Manchmal wird es so steil, daß wir gehen, da laufen auch nicht effektiver ist. Ich weiß noch, wie ich mir im letzten Jahr die Seele aus dem Leib gerannt bin und Tati hinter mir herging. Sie war auch nicht langsamer. Deshalb zogen wir gleich die Notbremse, das war auch nicht das Problem. Das Problem war immer nur das Anlaufen danach. Und das fiel mit den Kilometern immer schwerer und Wolfgang drückte bildlich aus, was auch ich fühlte: Ich kann den „An-Knopf“ so schwer finden. Langsam wurde es auch richtig heiß, ich war definitiv zu warm angezogen. Hatte ich doch immer noch vom letzten Jahr im Kopf, wie sehr ich gefroren habe, auf dem „Weg auf den Höh´n“ Deshalb hatte ich mich für Kniehose und Shirt entschieden. Das war aber an diesem Sommertag definitiv die falsche Entscheidung. Aber nun nicht mehr zu ändern. Weiter also über Stock und Stein, auf und ab durch den schönen Thüringer Wald, aber das ungewohnte Berglaufen macht sich, wie auch bereits im Vorjahr, muskulär bemerkbar, ich kenne das mittlerweile, wenn sich ein Krampf ankündigen will. Aber diesmal bin ich schlauer, ich Rennsteigprofi , diesmal wird Kalle Wadenkrampf mit Salz begossen... und verschwindet. Nun muß ich aber sehr sensibel auf diesen Kameraden achten, deshalb bin ich überhaupt nicht traurig, daß Wolfgang das Tempo etwas herausnimmt, ich wollte schließlich Spaß und keinen Krampf. Und auf Rennsteig-Bestzeitenkurs war ich sowieso immer noch und das mit Vergnügen. Das hat zwar zur Folge, daß wir bis Kilometer 30 weitere zwei Minuten einbüßen, finden es beide aber gar nicht schlimm. Langsam jedoch meldet Wolfgang Dixi-Bedarf an und ich überlege kurz, im Notfall auf ihn zu warten. Aber es sind noch 10 Kilometer bis ins Ziel, da kann auch mir noch viel passieren, wir hatten ausgemacht, zur Not allein weiterzulaufen, und so entscheide ich mich dann am Verpflegungspunkt Dreiherrenstein, wenn auch schweren Herzens, es zu tun.

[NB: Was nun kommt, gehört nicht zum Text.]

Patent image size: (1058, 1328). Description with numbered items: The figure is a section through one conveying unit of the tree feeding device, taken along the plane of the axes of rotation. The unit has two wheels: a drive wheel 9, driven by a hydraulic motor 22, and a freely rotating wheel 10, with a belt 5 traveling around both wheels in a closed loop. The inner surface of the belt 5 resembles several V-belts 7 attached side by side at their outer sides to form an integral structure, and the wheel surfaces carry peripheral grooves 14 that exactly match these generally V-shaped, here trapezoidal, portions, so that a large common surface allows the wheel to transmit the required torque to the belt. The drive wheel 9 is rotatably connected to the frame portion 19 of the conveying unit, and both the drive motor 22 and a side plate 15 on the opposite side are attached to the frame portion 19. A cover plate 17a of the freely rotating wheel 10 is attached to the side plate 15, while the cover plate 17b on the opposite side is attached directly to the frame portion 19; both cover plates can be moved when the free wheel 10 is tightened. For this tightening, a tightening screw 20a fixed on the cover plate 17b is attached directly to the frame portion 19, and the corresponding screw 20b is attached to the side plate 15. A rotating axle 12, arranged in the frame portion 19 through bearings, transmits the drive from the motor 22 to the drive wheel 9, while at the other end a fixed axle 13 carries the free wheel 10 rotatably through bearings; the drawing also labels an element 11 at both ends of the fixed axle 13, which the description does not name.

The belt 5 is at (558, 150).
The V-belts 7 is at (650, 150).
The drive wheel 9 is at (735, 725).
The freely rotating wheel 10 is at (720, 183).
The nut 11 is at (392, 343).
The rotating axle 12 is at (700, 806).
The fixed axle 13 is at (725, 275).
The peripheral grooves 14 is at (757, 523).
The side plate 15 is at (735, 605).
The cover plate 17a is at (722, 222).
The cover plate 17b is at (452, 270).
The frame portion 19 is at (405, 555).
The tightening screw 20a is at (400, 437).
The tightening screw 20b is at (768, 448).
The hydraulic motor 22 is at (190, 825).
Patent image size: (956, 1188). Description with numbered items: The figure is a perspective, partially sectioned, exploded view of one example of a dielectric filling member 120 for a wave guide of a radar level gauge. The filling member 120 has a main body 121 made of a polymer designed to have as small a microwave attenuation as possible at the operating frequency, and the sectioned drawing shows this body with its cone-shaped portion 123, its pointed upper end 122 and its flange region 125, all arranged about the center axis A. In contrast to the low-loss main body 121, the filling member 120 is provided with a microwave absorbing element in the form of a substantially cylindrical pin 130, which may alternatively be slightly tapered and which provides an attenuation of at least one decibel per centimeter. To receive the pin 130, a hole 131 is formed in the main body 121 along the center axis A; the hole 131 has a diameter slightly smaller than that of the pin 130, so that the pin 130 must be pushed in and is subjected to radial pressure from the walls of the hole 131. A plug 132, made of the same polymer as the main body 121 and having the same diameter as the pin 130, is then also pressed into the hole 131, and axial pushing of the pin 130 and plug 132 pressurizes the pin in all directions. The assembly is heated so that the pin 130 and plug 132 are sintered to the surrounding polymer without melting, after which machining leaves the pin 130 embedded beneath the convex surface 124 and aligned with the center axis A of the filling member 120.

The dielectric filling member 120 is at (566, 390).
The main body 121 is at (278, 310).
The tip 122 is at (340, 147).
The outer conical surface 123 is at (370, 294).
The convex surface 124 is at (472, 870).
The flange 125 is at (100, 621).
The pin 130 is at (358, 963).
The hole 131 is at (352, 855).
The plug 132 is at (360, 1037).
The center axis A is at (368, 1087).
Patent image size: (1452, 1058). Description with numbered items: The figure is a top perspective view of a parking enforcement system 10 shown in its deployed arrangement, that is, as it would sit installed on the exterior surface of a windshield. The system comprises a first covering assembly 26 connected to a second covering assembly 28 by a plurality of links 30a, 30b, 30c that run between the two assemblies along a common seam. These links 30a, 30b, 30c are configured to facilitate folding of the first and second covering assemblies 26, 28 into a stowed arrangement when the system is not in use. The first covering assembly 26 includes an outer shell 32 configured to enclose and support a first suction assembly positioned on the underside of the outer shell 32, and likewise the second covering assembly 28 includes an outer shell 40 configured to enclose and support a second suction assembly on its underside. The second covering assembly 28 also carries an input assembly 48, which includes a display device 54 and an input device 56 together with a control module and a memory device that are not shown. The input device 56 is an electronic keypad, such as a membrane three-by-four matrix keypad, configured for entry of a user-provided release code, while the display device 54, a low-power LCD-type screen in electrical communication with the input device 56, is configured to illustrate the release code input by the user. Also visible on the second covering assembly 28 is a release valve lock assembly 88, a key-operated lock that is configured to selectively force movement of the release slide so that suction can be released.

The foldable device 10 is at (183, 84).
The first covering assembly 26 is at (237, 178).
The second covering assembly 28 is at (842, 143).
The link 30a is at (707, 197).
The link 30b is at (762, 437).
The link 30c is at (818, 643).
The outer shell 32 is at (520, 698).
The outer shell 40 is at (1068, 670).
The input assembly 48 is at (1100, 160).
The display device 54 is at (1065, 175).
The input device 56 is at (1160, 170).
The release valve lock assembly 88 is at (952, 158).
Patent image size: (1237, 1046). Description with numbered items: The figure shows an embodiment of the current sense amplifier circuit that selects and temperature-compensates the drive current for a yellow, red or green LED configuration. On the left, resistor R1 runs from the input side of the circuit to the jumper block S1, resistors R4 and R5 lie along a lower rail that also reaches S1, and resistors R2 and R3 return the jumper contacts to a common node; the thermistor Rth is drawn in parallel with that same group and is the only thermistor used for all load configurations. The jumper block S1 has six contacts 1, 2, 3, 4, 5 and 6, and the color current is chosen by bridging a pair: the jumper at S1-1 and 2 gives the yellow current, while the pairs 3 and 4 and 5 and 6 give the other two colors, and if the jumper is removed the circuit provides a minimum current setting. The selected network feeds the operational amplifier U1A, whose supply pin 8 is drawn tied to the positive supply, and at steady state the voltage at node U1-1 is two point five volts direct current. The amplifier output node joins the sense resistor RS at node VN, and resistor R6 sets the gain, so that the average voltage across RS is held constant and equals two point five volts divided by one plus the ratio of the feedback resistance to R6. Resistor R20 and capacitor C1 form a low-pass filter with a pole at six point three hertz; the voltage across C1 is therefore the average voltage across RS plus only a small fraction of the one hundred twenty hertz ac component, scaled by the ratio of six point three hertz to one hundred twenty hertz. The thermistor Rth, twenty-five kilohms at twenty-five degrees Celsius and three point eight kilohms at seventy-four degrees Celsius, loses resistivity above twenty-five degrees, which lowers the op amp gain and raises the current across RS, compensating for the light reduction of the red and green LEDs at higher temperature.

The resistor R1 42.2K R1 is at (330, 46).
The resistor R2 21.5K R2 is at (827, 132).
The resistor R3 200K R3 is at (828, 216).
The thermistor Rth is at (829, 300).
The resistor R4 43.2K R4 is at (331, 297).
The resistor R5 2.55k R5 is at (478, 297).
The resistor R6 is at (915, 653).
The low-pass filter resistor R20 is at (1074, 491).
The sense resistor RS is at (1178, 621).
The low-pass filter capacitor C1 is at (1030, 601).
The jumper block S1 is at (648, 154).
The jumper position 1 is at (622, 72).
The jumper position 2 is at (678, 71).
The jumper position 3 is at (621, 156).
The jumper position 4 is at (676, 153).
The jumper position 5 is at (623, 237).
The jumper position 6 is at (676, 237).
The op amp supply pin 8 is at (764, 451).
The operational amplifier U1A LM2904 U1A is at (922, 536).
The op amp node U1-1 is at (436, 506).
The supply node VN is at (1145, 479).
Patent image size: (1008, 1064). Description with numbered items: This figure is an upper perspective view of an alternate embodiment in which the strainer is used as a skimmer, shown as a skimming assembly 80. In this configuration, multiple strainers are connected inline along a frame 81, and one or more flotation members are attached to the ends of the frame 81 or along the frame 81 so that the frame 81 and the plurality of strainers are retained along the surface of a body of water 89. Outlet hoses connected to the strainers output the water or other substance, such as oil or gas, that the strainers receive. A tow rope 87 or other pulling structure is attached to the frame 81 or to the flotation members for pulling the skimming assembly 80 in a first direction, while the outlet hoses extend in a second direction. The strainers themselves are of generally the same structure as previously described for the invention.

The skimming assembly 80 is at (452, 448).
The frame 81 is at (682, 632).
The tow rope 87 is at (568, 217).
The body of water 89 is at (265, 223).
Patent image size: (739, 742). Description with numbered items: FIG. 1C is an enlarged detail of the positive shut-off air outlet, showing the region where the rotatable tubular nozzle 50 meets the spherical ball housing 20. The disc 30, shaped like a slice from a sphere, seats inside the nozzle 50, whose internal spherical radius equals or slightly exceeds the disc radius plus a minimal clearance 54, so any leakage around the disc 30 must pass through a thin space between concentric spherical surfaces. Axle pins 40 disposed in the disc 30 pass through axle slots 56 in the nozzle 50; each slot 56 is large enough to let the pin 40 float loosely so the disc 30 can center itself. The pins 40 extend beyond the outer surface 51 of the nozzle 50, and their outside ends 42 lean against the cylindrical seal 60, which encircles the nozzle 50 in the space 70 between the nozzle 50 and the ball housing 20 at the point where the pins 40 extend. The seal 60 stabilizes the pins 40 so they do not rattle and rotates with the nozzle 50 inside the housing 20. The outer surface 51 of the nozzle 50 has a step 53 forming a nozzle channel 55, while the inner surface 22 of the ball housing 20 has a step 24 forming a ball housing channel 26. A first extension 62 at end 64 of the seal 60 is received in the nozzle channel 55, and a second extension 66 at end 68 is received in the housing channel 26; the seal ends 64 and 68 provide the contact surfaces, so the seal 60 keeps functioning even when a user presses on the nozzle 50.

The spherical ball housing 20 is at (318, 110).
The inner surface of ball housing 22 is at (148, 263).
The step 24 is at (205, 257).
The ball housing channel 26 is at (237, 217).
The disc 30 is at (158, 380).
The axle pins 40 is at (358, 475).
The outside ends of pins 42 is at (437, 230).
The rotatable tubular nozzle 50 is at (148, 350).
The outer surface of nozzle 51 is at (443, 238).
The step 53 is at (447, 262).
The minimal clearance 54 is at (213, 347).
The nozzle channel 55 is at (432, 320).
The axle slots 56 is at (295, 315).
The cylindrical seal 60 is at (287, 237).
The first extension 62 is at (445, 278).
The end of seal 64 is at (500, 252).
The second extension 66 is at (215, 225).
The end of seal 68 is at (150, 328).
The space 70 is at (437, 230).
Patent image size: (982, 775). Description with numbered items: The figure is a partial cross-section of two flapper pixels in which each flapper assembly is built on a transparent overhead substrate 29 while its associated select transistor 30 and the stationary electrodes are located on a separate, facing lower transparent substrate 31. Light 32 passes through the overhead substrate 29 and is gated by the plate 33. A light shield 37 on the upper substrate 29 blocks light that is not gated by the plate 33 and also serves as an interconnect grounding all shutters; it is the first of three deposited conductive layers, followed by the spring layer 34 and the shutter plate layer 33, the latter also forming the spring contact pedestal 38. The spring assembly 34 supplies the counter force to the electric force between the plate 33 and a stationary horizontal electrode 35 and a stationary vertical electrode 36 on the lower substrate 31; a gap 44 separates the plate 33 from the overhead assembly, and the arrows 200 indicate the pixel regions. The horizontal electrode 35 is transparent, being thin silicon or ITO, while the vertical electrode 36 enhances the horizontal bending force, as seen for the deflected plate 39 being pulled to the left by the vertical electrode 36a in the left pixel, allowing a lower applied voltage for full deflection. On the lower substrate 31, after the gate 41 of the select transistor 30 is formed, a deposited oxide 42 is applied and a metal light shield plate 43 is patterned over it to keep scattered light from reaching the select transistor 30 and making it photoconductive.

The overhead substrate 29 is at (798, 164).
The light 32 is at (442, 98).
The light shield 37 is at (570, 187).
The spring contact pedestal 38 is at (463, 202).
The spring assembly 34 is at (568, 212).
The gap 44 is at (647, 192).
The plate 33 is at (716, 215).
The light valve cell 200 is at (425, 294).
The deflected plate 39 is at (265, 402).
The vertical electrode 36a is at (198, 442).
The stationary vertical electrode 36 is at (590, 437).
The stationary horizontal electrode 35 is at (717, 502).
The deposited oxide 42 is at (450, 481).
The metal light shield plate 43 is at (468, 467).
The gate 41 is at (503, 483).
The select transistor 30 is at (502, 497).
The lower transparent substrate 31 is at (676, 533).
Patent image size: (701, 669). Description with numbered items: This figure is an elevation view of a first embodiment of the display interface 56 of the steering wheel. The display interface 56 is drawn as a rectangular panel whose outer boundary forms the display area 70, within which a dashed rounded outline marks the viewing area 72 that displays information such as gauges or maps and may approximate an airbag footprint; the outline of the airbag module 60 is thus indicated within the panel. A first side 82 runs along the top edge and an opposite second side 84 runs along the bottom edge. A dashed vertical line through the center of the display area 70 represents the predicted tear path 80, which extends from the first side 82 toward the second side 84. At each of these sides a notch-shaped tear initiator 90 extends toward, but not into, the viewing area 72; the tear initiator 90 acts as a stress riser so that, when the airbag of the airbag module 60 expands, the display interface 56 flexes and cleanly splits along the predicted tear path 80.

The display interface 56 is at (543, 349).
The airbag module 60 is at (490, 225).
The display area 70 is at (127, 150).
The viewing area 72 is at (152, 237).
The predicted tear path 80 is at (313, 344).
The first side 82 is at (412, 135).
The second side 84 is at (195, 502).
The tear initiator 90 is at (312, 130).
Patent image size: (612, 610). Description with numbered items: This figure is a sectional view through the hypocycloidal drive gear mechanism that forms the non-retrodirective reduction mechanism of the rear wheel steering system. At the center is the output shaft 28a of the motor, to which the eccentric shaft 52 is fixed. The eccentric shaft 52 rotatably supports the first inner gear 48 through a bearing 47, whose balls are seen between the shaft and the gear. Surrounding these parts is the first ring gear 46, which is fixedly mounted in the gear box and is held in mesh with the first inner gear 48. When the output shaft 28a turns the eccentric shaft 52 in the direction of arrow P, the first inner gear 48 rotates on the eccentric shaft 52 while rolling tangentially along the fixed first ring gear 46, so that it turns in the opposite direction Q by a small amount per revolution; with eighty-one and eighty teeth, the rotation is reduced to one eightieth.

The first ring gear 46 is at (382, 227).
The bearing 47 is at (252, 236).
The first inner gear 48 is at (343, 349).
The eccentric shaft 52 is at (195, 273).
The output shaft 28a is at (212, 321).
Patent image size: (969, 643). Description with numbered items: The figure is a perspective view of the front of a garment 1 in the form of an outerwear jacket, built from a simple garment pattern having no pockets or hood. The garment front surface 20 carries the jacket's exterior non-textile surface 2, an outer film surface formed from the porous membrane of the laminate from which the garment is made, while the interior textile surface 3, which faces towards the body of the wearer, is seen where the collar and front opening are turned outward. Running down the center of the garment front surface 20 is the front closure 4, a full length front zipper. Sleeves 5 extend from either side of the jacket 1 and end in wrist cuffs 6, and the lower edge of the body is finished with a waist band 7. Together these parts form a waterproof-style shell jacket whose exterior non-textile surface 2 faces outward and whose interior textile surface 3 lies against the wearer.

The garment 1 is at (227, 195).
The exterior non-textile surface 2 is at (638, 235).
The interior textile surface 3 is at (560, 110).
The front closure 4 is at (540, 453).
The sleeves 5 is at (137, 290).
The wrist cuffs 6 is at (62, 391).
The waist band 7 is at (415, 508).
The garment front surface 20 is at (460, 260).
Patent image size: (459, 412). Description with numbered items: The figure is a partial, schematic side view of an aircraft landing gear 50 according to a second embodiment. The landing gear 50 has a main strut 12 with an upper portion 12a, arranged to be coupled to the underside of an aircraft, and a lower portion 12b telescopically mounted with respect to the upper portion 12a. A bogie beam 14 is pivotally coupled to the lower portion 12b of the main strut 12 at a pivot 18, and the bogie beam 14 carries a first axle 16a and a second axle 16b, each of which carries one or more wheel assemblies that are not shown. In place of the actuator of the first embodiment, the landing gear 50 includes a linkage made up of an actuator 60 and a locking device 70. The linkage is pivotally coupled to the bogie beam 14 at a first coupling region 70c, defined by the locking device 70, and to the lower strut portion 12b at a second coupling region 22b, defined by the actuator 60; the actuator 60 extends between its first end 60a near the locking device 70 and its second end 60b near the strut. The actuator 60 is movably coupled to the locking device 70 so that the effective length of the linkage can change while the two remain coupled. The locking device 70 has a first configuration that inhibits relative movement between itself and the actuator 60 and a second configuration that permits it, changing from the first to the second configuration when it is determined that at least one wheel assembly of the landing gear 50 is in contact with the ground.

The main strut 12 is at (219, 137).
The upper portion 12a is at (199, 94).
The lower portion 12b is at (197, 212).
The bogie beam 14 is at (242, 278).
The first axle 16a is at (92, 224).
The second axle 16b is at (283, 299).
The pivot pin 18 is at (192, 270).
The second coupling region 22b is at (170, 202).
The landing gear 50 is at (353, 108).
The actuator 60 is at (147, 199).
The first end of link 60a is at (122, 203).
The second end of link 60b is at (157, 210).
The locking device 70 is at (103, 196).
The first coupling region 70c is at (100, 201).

Leider bin ich von der Sub4 mittlerweile bereits 4 Minuten entfernt, ich hätte jetzt, da es bis auf etwa 2 steile Kilometer fast nur noch bergab geht, noch einmal richtig Druck machen können, aber ich entscheide mich dagegen. Spaß wollt ich doch haben, knüppeln war gestern, kein "Heul doch Schild", das brauch ich heute nicht und Bestzeit wird’s sowieso locker. Also genieße ich es jetzt, allein zu laufen und meine Gedanken und meine Gefühle der letzten Tage noch einmal Revue passieren zu lassen. So ein Marathon ist doch für vieles gut.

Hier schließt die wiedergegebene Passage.